Il y a d’abord un échec personnel pour le chef de l’Etat, et ce pour trois raisons majeures : parce qu’il a engagé une réforme que lui-même avait rejetée en 2019 ; parce qu’il a renoncé à une réforme beaucoup plus ambitieuse, celle de la retraite par points, voire à une vaste consultation démocratique englobant les retraites autour des nouveaux paradigmes du travail ; enfin, parce qu’il a refusé une véritable négociation avec les partenaires sociaux, contrairement à tous ses prédécesseurs.

Son refus de recevoir les leaders syndicaux, sous prétexte de respecter le temps parlementaire, a été interprété, à tort ou à raison, comme un signe de mépris envers le mouvement social.
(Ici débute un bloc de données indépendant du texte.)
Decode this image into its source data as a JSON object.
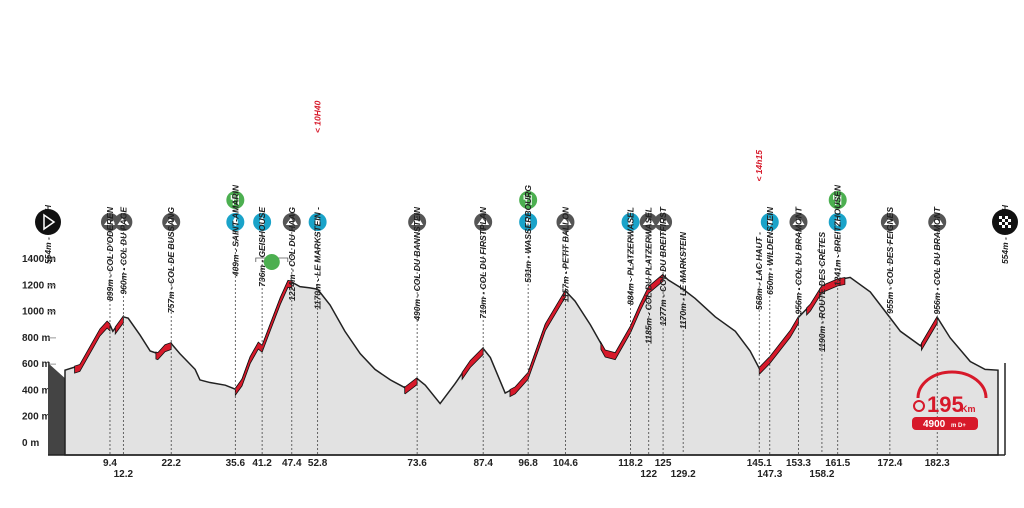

Ce président qui nous promettait en 2017 une « révolution » en a donc été réduit à cette réformette libérale et gestionnaire, sous la pression des contraintes budgétaires de la Commission européenne ainsi que des nécessités électoralistes qui l’ont poussé à se rapprocher du parti Les Républicains (LR).

Antiparlementarisme atavique des Français

Et l’on touche ici à la deuxième strate de l’échec, qui concerne la démocratie parlementaire. En choisissant de limiter à cinquante jours le temps du débat, puis en utilisant tout l’arsenal législatif et réglementaire du parlementarisme rationalisé, le gouvernement a marqué sa défiance envers la représentation nationale. A sa décharge, il s’est heurté à la stratégie de conflictualité de La France insoumise qui a conduit non seulement à l’obstruction parlementaire, mais aussi à des comportements inacceptables et contraires à la sacralité républicaine du Parlement. Le spectacle offert par les députés n’a pas été à la hauteur des attentes des citoyens. Par ailleurs, la négociation politique avec LR est apparue aux Français comme un marchandage purement opportuniste, et finalement inefficace. Enfin, le recours au 49.3, procédure qui n’est plus acceptée par l’opinion, a achevé de discréditer toute la séquence parlementaire, renforçant de ce fait l’antiparlementarisme atavique des Français.